Friday, February 12, 2010
What is severe autism?
We have to wait, patiently, for the DSM-V people to cough up their system for ranking and classifying all autistics according autism "severity." In the meantime, some recently reported data are worth mulling over.
First, here is the most recent unofficial DSM-V autism "severity" ranking-system proposal, and here is my response, including information about instruments commonly claimed to measure autism "severity." The current official DSM-V void in this area can be located here.
An increasingly prominent measure of autism "severity" is the Social Responsiveness Scale. Developed by John Constantino, it now exists in different age-range versions. Its purpose encompasses quantifying what are presumed to be autistic traits, from none on up, across the full range of humanity.
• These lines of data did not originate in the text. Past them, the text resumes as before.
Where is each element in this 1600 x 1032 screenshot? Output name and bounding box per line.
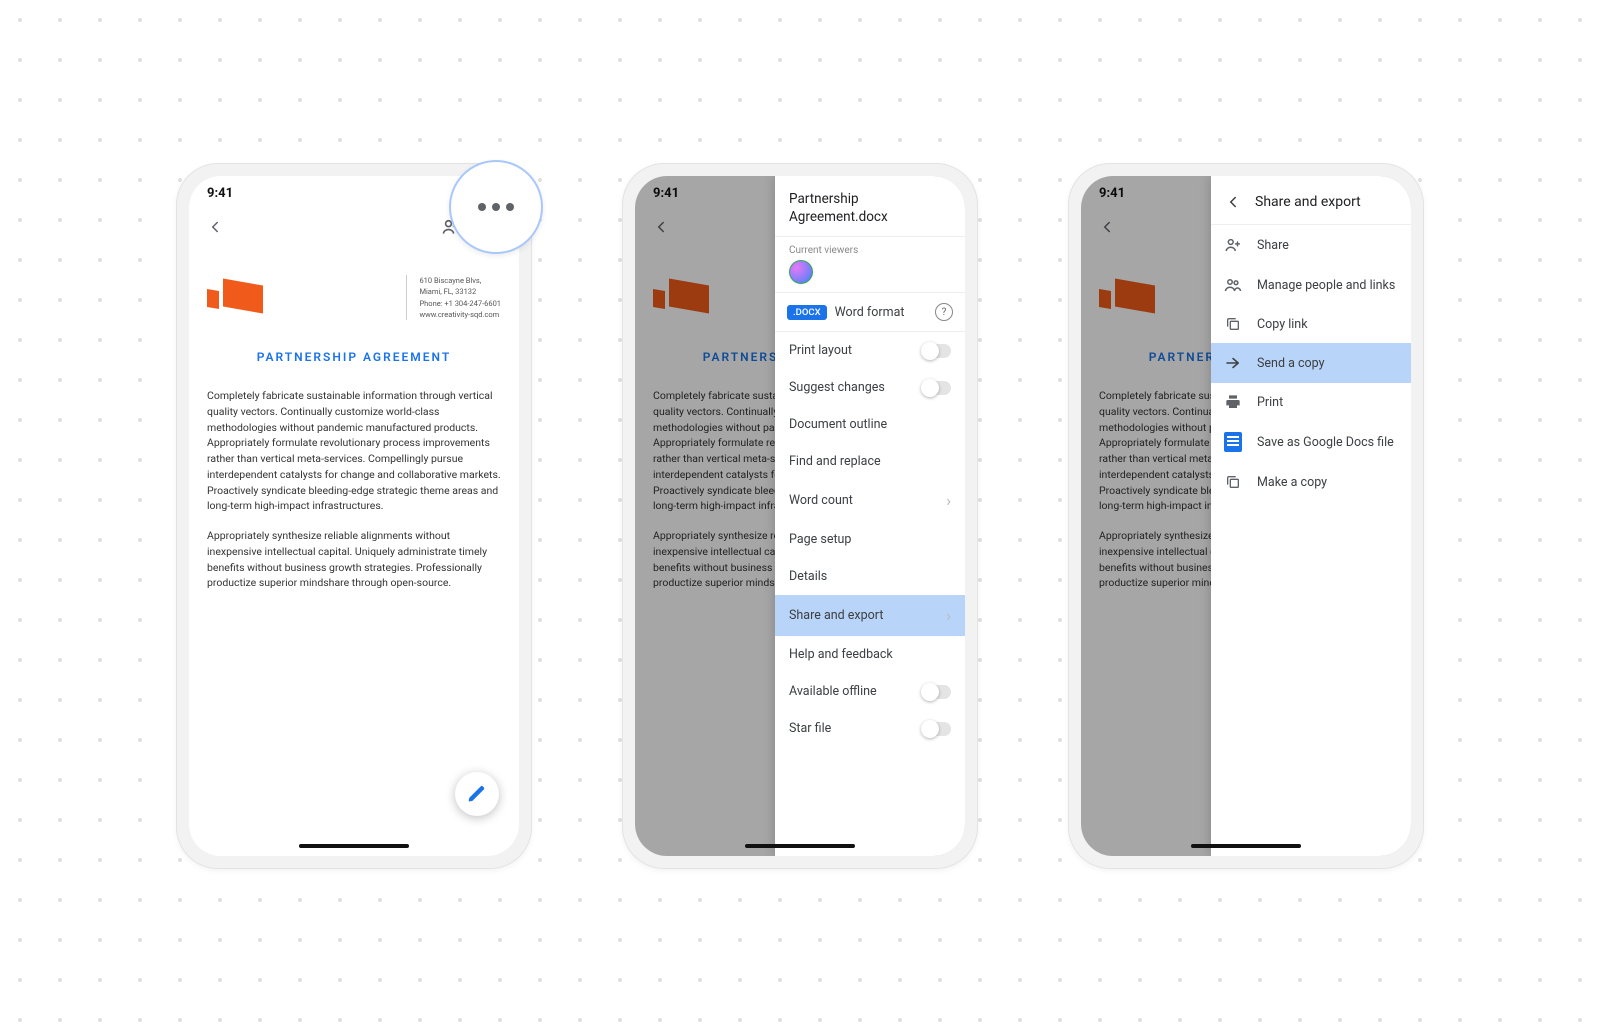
docx-badge: .DOCX	[787, 305, 827, 320]
viewers-label: Current viewers	[789, 245, 951, 256]
toggle-print-layout[interactable]	[923, 344, 951, 358]
menu-save-as-docs[interactable]: Save as Google Docs file	[1211, 421, 1411, 463]
sheet-back-button[interactable]	[1221, 190, 1245, 214]
copy-icon	[1223, 474, 1243, 490]
company-logo	[207, 278, 267, 318]
people-icon	[1223, 276, 1243, 294]
format-label: Word format	[835, 305, 905, 320]
more-icon	[478, 203, 514, 211]
toggle-offline[interactable]	[923, 685, 951, 699]
viewer-avatar[interactable]	[789, 260, 813, 284]
current-viewers-section: Current viewers	[775, 237, 965, 293]
more-menu-sheet: Partnership Agreement.docx Current viewe…	[775, 176, 965, 856]
paragraph: Completely fabricate sustainable informa…	[207, 388, 501, 514]
toggle-suggest[interactable]	[923, 381, 951, 395]
phone-frame-step1: 9:41	[176, 163, 532, 869]
copy-icon	[1223, 316, 1243, 332]
menu-make-copy[interactable]: Make a copy	[1211, 463, 1411, 501]
back-button[interactable]	[203, 215, 227, 239]
sheet-title: Share and export	[1255, 194, 1361, 210]
menu-share-export[interactable]: Share and export›	[775, 595, 965, 636]
menu-page-setup[interactable]: Page setup	[775, 521, 965, 558]
status-time: 9:41	[207, 186, 233, 201]
chevron-right-icon: ›	[946, 606, 951, 625]
toggle-star[interactable]	[923, 722, 951, 736]
menu-available-offline[interactable]: Available offline	[775, 673, 965, 710]
menu-word-count[interactable]: Word count›	[775, 480, 965, 521]
menu-details[interactable]: Details	[775, 558, 965, 595]
menu-print-layout[interactable]: Print layout	[775, 332, 965, 369]
phone-frame-step3: 9:41 610 Biscayne Blvs,Miami, FL, 33132P…	[1068, 163, 1424, 869]
menu-find-replace[interactable]: Find and replace	[775, 443, 965, 480]
print-icon	[1223, 394, 1243, 410]
menu-help-feedback[interactable]: Help and feedback	[775, 636, 965, 673]
send-icon	[1223, 354, 1243, 372]
menu-star-file[interactable]: Star file	[775, 710, 965, 747]
contact-block: 610 Biscayne Blvs, Miami, FL, 33132 Phon…	[406, 275, 501, 320]
help-icon[interactable]: ?	[935, 303, 953, 321]
menu-copy-link[interactable]: Copy link	[1211, 305, 1411, 343]
menu-send-copy[interactable]: Send a copy	[1211, 343, 1411, 383]
home-indicator	[1191, 844, 1301, 848]
menu-suggest-changes[interactable]: Suggest changes	[775, 369, 965, 406]
paragraph: Appropriately synthesize reliable alignm…	[207, 528, 501, 591]
person-add-icon	[1223, 236, 1243, 254]
phone-frame-step2: 9:41 610 Biscayne Blvs,Miami, FL, 33132P…	[622, 163, 978, 869]
share-export-sheet: Share and export Share Manage people and…	[1211, 176, 1411, 856]
home-indicator	[299, 844, 409, 848]
docs-file-icon	[1223, 432, 1243, 452]
format-row[interactable]: .DOCX Word format ?	[775, 293, 965, 332]
document-title: PARTNERSHIP AGREEMENT	[207, 348, 501, 366]
menu-share[interactable]: Share	[1211, 225, 1411, 265]
chevron-right-icon: ›	[946, 491, 951, 510]
sheet-title: Partnership Agreement.docx	[775, 176, 965, 237]
home-indicator	[745, 844, 855, 848]
document-viewport[interactable]: 610 Biscayne Blvs, Miami, FL, 33132 Phon…	[189, 247, 519, 591]
menu-manage-people[interactable]: Manage people and links	[1211, 265, 1411, 305]
menu-document-outline[interactable]: Document outline	[775, 406, 965, 443]
tutorial-highlight-more	[449, 160, 543, 254]
edit-fab[interactable]	[455, 772, 499, 816]
menu-print[interactable]: Print	[1211, 383, 1411, 421]
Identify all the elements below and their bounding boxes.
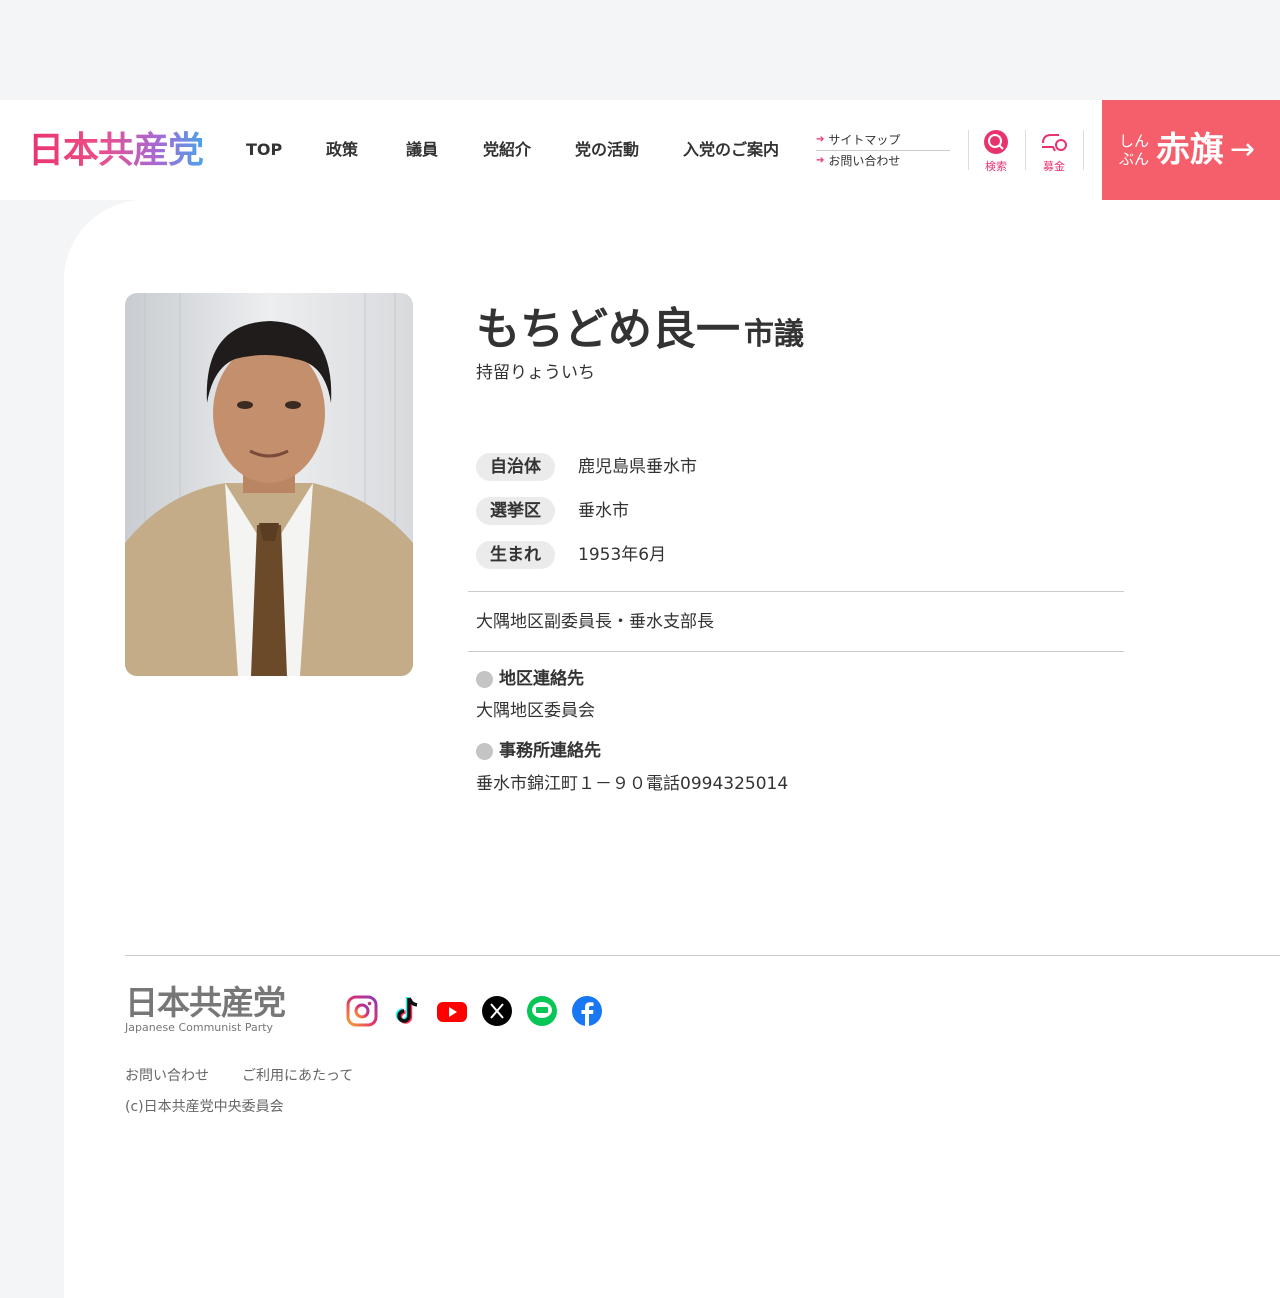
detail-row: 選挙区 垂水市 <box>476 497 629 525</box>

The SRS is a 65-item questionaire most often filled out by parents or teachers, whose ratings classify children according to "severity of autistic symptomology." Higher scores, above an established threshold, indicate greater autism "severity," and are therefore considered worse.
In a recently epublished high-profile paper (Roberts et al., in press), SRS scores were reported for 25 autistic children who were recruited then divided into two groups according to performance on a popular test of language abilities.
The children were about 10 years old. Sixteen autistic children classified as non-language-impaired achieved an average language ability score of ~100, right at the mean for the administered test. In contrast, nine autistic children classified as language-impaired scored ~65, more than two standard deviations lower.
I'm going to ignore the main purpose of this interesting study, which used magnetoencephalography to compare auditory evoked responses in autistics and nonautistics. Instead I'll concentrate on how this divided sample of autistic children was characterized.
Apart from language scores, the authors reported what could be considered verbal and performance intelligence, as per indexes from the latest child version of the Wechsler scales. Here the non-language-impaired autistic children scored significantly higher, with ~20-point and ~16-point advantages, respectively, over the language-impaired autistic group.
As I wrote above, Roberts et al. (in press) also reported SRS scores, described here as "dimensional symptom severity ratings."
SRS raw scores are commonly used in research, but the SRS has also been standardized, providing T-scores which account for variables such as gender and differences between raters (e.g. parents vs teachers). T-scores are standard scores with a mean of 50 and a standard deviation of 10.
While the SRS is not yet considered a diagnostic instrument, a T-score of 60, one SD above the mean, is currently the SRS-based cut-off for an autistic spectrum diagnosis. Standard scores from 60 to 75 currently indicate SRS-based "mild to moderate" autism; 76 or higher is the SRS-based "severe" autism range.
As might be predicted, the two autistic groups in Roberts et al. (in press) differed significantly on SRS T-scores; that is, they differed on autism "severity." One group scored on average 70.89, falling into the "mild to moderate" range. The other scored 81.44, a full standard deviation higher, and crossed the threshold into "severe" autism.
As wouldn't be predicted at all, the non-language-impaired autistics, who had advantages not only in language but on measures of intelligence, were the "severe" autistics, while the language-impaired children were the "mild to moderate" ones.
My wild guess is that if an autism intervention was shown in fair tests to consistently produce a reduction in SRS scores of a full standard deviation, and what's more, transported groups--however small--of autistic children from the "severe" to the "mild to moderate" SRS range, this would be considered tremendous progress.
The sample of autistic children in Roberts et al. (in press) is of course very small, as is charateristic of the bulk of the autism literature, and much can happen within such small sample. But these data aren't inconsistent with numerous other existing reports, and deserve at least a look while we wait, patiently, for the DSM-V people to proclaim on autism "severity."
You can find an uncritical short blurb about the SRS, which used to be called the "Social Reciprocity Scale," here, and a more extensive, critical description here.
Many thanks to Jennifer Stevenson for (patiently) answering my questions about the SRS. Any factual errors are entirely mine and should you find any, you should alert me immediately.
Reference:
Roberts TP, Khan SY, Rey M, Monroe JF, Cannon K, Blaskey L, Woldoff S, Qasmieh S, Gandal M, Schmidt GL, Zarnow DM, Levy SE, & Edgar JC (2010). MEG detection of delayed auditory evoked responses in autism spectrum disorders: towards an imaging biomarker for autism. Autism research : official journal of the International Society for Autism Research PMID: 20063319
Postscript: This post has been included in the 21st edition of Scientia Pro Publica.